Just before the black hood was drawn over his face, a doomed man faced the crowd that gathered at 5 a.m. to witness the only execution ever recorded in southwestern Minnesota's Redwood County.
"I stand on this platform … a poor unfortunate man who in a few minutes must swing," William Rose said from the Redwood Falls gallows on Oct. 16, 1891. "I see a number of faces before me which will live to see the day that I shall be declared innocent."
The botched hanging that followed "was more like a hog killing than a judicial execution," this newspaper reported, detailing how the rope snapped "as though it were a cotton thread." Rose's body crashed to the hard floor of the execution room. Unconscious, his pulse still perceptible for nearly five minutes, Rose was hauled back up to a second noose.
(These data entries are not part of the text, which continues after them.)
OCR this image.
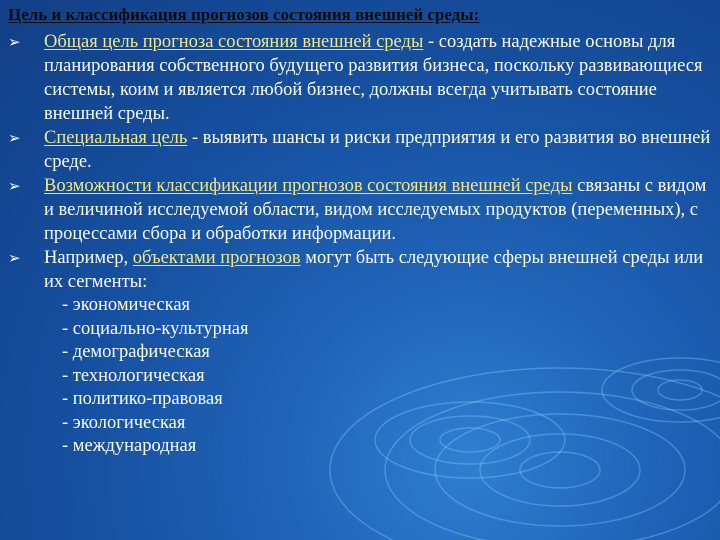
Цель и классификация прогнозов состояния внешней среды:
➢ Общая цель прогноза состояния внешней среды - создать надежные основы для планирования собственного будущего развития бизнеса, поскольку развивающиеся системы, коим и является любой бизнес, должны всегда учитывать состояние внешней среды.
➢ Специальная цель - выявить шансы и риски предприятия и его развития во внешней среде.
➢ Возможности классификации прогнозов состояния внешней среды связаны с видом и величиной исследуемой области, видом исследуемых продуктов (переменных), с процессами сбора и обработки информации.
➢ Например, объектами прогнозов могут быть следующие сферы внешней среды или их сегменты:
- экономическая
- социально-культурная
- демографическая
- технологическая
- политико-правовая
- экологическая
- международная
After 23 minutes, he was cut down and placed in a burl coffin with an etched plate that read: "At rest."
Nearly 130 years later, Patricia Lubeck won't let Rose's case rest. A retired curator from the county museum, Lubeck has written two books that chronicle a love triangle that couldn't get more tragic. In addition to his prolonged hanging, a young woman he loved, Grace Lufkin, committed suicide after her father, Moses Lufkin, was fatally shot through a window — a crime for which Rose was finally convicted after two earlier hung juries.
"Many think that when the rope broke, God was sending a message," said Lubeck, who combed through boxes of trial transcripts and thinks Rose might have been wrongly hanged.
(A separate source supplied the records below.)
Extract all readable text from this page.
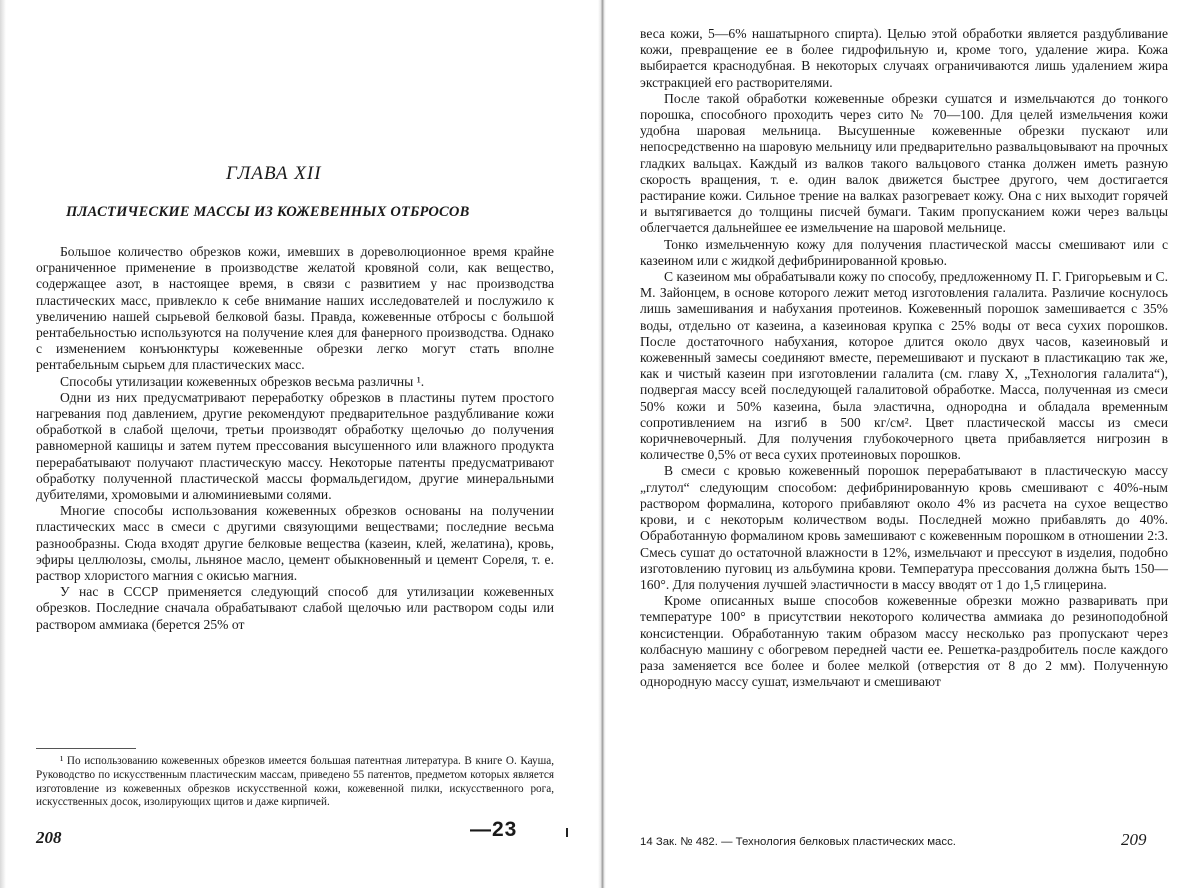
ГЛАВА XII
ПЛАСТИЧЕСКИЕ МАССЫ ИЗ КОЖЕВЕННЫХ ОТБРОСОВ

Большое количество обрезков кожи, имевших в дореволюционное время крайне ограниченное применение в производстве желатой кровяной соли, как вещество, содержащее азот, в настоящее время, в связи с развитием у нас производства пластических масс, привлекло к себе внимание наших исследователей и послужило к увеличению нашей сырьевой белковой базы. Правда, кожевенные отбросы с большой рентабельностью используются на получение клея для фанерного производства. Однако с изменением конъюнктуры кожевенные обрезки легко могут стать вполне рентабельным сырьем для пластических масс.

Способы утилизации кожевенных обрезков весьма различны ¹.

Одни из них предусматривают переработку обрезков в пластины путем простого нагревания под давлением, другие рекомендуют предварительное раздубливание кожи обработкой в слабой щелочи, третьи производят обработку щелочью до получения равномерной кашицы и затем путем прессования высушенного или влажного продукта перерабатывают получают пластическую массу. Некоторые патенты предусматривают обработку полученной пластической массы формальдегидом, другие минеральными дубителями, хромовыми и алюминиевыми солями.

Многие способы использования кожевенных обрезков основаны на получении пластических масс в смеси с другими связующими веществами; последние весьма разнообразны. Сюда входят другие белковые вещества (казеин, клей, желатина), кровь, эфиры целлюлозы, смолы, льняное масло, цемент обыкновенный и цемент Сореля, т. е. раствор хлористого магния с окисью магния.

У нас в СССР применяется следующий способ для утилизации кожевенных обрезков. Последние сначала обрабатывают слабой щелочью или раствором соды или раствором аммиака (берется 25% от

¹ По использованию кожевенных обрезков имеется большая патентная литература. В книге О. Кауша, Руководство по искусственным пластическим массам, приведено 55 патентов, предметом которых является изготовление из кожевенных обрезков искусственной кожи, кожевенной пилки, искусственного рога, искусственных досок, изолирующих щитов и даже кирпичей.
208	—23

веса кожи, 5—6% нашатырного спирта). Целью этой обработки является раздубливание кожи, превращение ее в более гидрофильную и, кроме того, удаление жира. Кожа выбирается краснодубная. В некоторых случаях ограничиваются лишь удалением жира экстракцией его растворителями.

После такой обработки кожевенные обрезки сушатся и измельчаются до тонкого порошка, способного проходить через сито № 70—100. Для целей измельчения кожи удобна шаровая мельница. Высушенные кожевенные обрезки пускают или непосредственно на шаровую мельницу или предварительно развальцовывают на прочных гладких вальцах. Каждый из валков такого вальцового станка должен иметь разную скорость вращения, т. е. один валок движется быстрее другого, чем достигается растирание кожи. Сильное трение на валках разогревает кожу. Она с них выходит горячей и вытягивается до толщины писчей бумаги. Таким пропусканием кожи через вальцы облегчается дальнейшее ее измельчение на шаровой мельнице.

Тонко измельченную кожу для получения пластической массы смешивают или с казеином или с жидкой дефибринированной кровью.

С казеином мы обрабатывали кожу по способу, предложенному П. Г. Григорьевым и С. М. Зайонцем, в основе которого лежит метод изготовления галалита. Различие коснулось лишь замешивания и набухания протеинов. Кожевенный порошок замешивается с 35% воды, отдельно от казеина, а казеиновая крупка с 25% воды от веса сухих порошков. После достаточного набухания, которое длится около двух часов, казеиновый и кожевенный замесы соединяют вместе, перемешивают и пускают в пластикацию так же, как и чистый казеин при изготовлении галалита (см. главу X, „Технология галалита“), подвергая массу всей последующей галалитовой обработке. Масса, полученная из смеси 50% кожи и 50% казеина, была эластична, однородна и обладала временным сопротивлением на изгиб в 500 кг/см². Цвет пластической массы из смеси коричневочерный. Для получения глубокочерного цвета прибавляется нигрозин в количестве 0,5% от веса сухих протеиновых порошков.

В смеси с кровью кожевенный порошок перерабатывают в пластическую массу „глутол“ следующим способом: дефибринированную кровь смешивают с 40%-ным раствором формалина, которого прибавляют около 4% из расчета на сухое вещество крови, и с некоторым количеством воды. Последней можно прибавлять до 40%. Обработанную формалином кровь замешивают с кожевенным порошком в отношении 2:3. Смесь сушат до остаточной влажности в 12%, измельчают и прессуют в изделия, подобно изготовлению пуговиц из альбумина крови. Температура прессования должна быть 150—160°. Для получения лучшей эластичности в массу вводят от 1 до 1,5 глицерина.

Кроме описанных выше способов кожевенные обрезки можно разваривать при температуре 100° в присутствии некоторого количества аммиака до резиноподобной консистенции. Обработанную таким образом массу несколько раз пропускают через колбасную машину с обогревом передней части ее. Решетка-раздробитель после каждого раза заменяется все более и более мелкой (отверстия от 8 до 2 мм). Полученную однородную массу сушат, измельчают и смешивают

14 Зак. № 482. — Технология белковых пластических масс.	209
"I can't prove he was innocent," she said from her home in Belview, not far from the scene of the 1888 crime in Gales Township. "I was outraged by what he went through and felt I was the voice for William Rose."
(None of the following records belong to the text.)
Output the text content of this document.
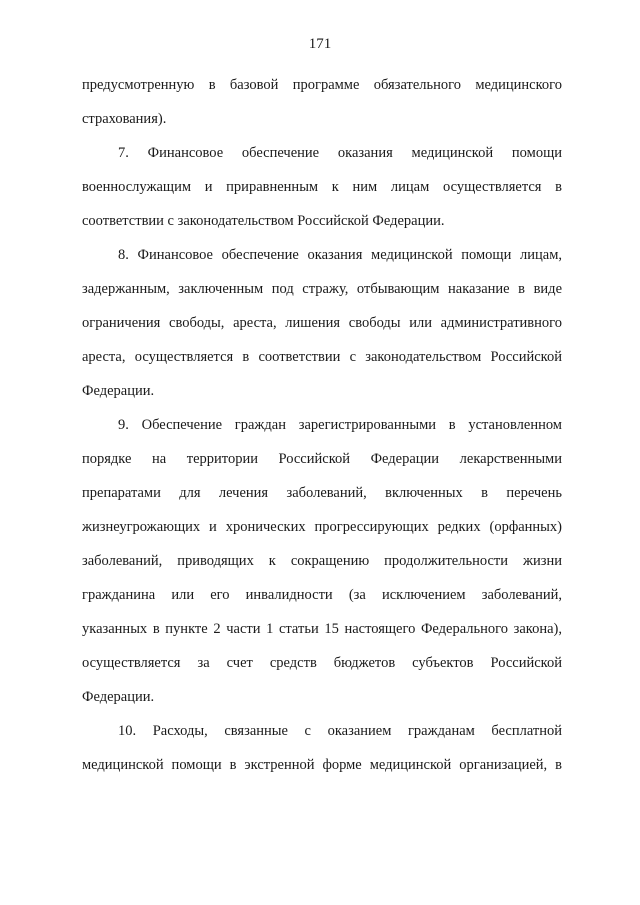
171
предусмотренную в базовой программе обязательного медицинского
страхования).
7. Финансовое обеспечение оказания медицинской помощи
военнослужащим и приравненным к ним лицам осуществляется в
соответствии с законодательством Российской Федерации.
8. Финансовое обеспечение оказания медицинской помощи лицам,
задержанным, заключенным под стражу, отбывающим наказание в виде
ограничения свободы, ареста, лишения свободы или административного
ареста, осуществляется в соответствии с законодательством Российской
Федерации.
9. Обеспечение граждан зарегистрированными в установленном
порядке на территории Российской Федерации лекарственными
препаратами для лечения заболеваний, включенных в перечень
жизнеугрожающих и хронических прогрессирующих редких (орфанных)
заболеваний, приводящих к сокращению продолжительности жизни
гражданина или его инвалидности (за исключением заболеваний,
указанных в пункте 2 части 1 статьи 15 настоящего Федерального закона),
осуществляется за счет средств бюджетов субъектов Российской
Федерации.
10. Расходы, связанные с оказанием гражданам бесплатной
медицинской помощи в экстренной форме медицинской организацией, в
Rose was born in Illinois in 1861, making him 30 when he was executed. Moses Lufkin, 30 years older, came from Maine. They both settled in southwestern Minnesota about 1878 on neighboring parcels and began to clash after Lufkin's cow wandered into Rose's cornfield.
"The quarrel grew into a fully developed feud," one newspaper said, when Rose fell in love with Lufkin's daughter, Grace.